Taliban Commander, 19 Others Killed in Afghanistan

U.S.-led coalition forces killed a Taliban (search) commander and 19 other militants in fighting in southern Afghanistan, Afghan officials said Monday.

Mullah Abdul Razzaq Hafees (search), one of several Taliban commanders in the country's south, was killed about 10 days ago in Dai Chupan district, about 60 miles north of Kandahar (search), said Khan Mohammed, the city's military commander.

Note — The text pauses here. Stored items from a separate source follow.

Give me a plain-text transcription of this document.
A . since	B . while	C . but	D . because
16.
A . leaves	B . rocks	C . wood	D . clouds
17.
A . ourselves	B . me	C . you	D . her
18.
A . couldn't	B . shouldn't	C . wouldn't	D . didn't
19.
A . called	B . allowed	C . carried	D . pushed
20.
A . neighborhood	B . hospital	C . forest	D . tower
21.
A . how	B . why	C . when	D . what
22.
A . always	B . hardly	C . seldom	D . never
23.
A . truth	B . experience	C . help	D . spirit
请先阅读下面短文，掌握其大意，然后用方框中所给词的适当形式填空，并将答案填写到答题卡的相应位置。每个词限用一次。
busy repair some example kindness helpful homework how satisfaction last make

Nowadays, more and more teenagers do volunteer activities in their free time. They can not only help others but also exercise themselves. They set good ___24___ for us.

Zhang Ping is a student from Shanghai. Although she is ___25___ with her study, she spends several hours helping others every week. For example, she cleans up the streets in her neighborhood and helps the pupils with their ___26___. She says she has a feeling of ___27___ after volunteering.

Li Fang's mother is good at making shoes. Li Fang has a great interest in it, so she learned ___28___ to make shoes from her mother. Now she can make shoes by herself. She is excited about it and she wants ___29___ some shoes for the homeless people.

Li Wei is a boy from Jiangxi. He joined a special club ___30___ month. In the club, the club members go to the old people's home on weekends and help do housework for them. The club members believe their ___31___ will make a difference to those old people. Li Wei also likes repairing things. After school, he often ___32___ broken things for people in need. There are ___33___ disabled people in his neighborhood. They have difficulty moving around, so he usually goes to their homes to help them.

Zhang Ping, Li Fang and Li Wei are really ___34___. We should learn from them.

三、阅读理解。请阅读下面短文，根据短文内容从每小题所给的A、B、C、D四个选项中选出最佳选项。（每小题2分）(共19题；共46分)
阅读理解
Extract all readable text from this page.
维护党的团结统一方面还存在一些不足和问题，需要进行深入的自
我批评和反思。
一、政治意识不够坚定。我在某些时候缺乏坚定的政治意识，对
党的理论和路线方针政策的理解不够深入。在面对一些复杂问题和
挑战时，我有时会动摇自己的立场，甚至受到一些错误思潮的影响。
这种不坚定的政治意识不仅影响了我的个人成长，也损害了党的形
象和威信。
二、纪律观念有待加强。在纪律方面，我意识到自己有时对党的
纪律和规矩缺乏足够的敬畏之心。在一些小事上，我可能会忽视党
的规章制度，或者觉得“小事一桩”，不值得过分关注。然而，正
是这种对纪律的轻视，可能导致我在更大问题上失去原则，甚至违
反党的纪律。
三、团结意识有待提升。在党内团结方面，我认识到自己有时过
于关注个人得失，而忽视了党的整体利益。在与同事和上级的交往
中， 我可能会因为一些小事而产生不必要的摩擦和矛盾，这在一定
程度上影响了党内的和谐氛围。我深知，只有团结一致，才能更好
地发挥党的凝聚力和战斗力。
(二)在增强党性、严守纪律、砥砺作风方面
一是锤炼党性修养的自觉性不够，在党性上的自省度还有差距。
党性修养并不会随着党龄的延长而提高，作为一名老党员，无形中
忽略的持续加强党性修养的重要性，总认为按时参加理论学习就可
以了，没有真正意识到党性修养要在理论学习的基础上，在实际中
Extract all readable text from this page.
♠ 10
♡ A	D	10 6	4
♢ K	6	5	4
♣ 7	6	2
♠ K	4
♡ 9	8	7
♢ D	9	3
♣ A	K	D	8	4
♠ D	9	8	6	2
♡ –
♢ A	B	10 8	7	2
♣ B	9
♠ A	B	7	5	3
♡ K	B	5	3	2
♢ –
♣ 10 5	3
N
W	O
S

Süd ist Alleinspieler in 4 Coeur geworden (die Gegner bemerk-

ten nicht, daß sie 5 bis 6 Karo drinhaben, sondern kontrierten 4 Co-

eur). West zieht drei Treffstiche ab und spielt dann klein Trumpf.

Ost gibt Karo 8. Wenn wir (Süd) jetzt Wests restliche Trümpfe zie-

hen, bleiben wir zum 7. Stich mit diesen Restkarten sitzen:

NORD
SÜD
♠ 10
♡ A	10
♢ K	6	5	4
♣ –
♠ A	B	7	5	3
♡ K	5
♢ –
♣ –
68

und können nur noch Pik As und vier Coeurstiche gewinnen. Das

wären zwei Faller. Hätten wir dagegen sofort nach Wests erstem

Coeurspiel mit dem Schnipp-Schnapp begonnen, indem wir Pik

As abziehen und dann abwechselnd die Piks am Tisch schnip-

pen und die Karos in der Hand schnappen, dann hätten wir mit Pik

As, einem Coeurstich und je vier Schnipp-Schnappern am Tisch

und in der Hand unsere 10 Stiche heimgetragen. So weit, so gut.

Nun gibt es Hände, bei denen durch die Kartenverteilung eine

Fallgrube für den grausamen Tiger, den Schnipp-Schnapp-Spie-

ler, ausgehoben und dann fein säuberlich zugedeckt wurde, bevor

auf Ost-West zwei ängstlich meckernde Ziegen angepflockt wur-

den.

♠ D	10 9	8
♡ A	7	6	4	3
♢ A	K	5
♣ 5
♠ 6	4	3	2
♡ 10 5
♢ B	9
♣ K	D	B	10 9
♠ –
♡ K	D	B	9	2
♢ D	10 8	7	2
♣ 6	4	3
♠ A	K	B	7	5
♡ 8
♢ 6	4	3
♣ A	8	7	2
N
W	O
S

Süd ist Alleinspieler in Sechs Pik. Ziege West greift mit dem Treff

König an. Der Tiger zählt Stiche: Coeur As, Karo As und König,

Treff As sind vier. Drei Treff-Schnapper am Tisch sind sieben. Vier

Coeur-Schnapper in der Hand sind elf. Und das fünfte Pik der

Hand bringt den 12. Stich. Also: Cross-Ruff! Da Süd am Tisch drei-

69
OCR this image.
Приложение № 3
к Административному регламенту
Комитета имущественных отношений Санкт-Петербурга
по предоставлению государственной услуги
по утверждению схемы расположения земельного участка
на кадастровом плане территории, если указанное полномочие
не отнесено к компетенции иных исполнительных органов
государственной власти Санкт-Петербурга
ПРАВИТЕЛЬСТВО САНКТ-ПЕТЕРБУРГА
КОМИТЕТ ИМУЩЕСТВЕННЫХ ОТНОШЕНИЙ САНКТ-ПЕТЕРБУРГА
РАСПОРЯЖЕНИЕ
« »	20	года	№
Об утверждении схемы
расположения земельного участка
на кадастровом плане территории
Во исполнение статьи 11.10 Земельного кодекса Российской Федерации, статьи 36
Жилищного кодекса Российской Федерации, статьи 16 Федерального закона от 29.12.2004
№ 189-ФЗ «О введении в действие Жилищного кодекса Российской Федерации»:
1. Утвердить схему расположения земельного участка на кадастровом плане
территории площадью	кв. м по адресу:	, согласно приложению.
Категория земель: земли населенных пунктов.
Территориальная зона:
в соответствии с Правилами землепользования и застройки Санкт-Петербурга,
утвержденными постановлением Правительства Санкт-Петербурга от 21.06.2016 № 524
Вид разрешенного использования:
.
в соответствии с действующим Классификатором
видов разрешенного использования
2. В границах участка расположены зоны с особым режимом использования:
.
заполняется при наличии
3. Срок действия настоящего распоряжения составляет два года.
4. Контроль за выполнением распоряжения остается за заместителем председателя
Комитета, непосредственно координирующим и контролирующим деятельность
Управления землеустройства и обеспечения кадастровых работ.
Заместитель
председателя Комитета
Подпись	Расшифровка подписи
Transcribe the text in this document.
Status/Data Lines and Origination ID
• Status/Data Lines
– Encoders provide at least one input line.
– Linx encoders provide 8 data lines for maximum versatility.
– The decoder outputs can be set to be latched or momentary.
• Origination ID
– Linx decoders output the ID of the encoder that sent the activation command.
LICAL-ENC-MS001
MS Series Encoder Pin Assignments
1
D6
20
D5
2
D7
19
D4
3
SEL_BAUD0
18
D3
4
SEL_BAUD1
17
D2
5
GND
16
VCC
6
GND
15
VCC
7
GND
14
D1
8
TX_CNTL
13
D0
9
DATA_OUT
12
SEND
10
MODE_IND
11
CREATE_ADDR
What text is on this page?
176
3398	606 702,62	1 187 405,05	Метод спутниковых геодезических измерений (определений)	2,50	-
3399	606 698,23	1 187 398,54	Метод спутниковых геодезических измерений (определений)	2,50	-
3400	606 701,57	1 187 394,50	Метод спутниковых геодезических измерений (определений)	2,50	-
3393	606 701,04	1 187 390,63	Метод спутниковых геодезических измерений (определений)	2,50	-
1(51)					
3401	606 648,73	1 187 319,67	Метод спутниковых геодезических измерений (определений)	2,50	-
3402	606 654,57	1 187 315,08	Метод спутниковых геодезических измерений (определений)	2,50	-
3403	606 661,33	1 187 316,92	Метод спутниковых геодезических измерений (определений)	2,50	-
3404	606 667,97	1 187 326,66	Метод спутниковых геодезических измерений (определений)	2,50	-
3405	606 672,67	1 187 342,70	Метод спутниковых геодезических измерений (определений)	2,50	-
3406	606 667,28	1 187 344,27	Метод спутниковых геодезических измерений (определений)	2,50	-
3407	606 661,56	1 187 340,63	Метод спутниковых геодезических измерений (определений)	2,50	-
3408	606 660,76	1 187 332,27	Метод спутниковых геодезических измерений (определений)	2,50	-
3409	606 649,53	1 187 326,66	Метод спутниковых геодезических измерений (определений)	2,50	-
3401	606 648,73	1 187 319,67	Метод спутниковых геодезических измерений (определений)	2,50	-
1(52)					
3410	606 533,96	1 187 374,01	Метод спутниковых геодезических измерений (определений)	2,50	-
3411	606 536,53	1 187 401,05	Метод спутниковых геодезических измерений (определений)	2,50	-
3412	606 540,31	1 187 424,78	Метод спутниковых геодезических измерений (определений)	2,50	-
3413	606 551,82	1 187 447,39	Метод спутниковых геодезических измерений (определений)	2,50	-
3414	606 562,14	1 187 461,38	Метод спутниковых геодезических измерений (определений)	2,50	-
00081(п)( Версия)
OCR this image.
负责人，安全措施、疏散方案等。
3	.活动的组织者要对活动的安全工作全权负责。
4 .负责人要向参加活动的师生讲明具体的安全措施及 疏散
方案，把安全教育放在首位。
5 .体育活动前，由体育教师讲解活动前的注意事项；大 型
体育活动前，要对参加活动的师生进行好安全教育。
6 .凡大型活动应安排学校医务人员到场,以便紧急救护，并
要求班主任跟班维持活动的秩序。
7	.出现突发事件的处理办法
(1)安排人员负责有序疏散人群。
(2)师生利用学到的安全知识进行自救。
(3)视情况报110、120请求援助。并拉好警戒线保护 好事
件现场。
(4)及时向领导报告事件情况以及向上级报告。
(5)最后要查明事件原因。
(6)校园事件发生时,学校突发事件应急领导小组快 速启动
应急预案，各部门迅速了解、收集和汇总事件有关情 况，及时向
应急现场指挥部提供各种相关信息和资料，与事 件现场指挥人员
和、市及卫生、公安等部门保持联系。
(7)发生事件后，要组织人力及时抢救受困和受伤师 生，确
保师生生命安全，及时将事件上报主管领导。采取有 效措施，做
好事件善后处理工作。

A spokesman at Bagram Air Base, the U.S. military headquarters, said he could not confirm the Hafees' death.

Nineteen other Taliban militants were also killed in the battle, said Jan Mohammed Khan, the governor of neighboring Uruzgan province. However, he said the clash took place in Uruzgan, which borders Dai Chupan.

It was not immediately clear why there were discrepancies in the reported locations of the fighting, though borders between provinces and districts are not clearly marked in most of the country.

Jan Mohammad Khan said Afghan troops did most of the fighting and were backed up by U.S. commandos.

Taliban rebels have dramatically stepped up operations in recent months. In addition to attacks against U.S. forces, they have also increasingly targeted Afghan government officials and international aid workers, who have been forced to suspend reconstruction projects in several parts of the country.

Hafees' reported death comes just weeks after two other Taliban commanders were killed in the country's south.

On Sept. 18, the U.S. military killed Mullah Mohammed Gul Niazi, a former Taliban commander who had been leading attacks against U.S. forces.

Two days earlier, Hafiz Abdul Rahim, a former police chief with the Taliban before the U.S.-led coalition ousted the hardline Islamic militia in late 2001, died in a shootout with Afghan soldiers.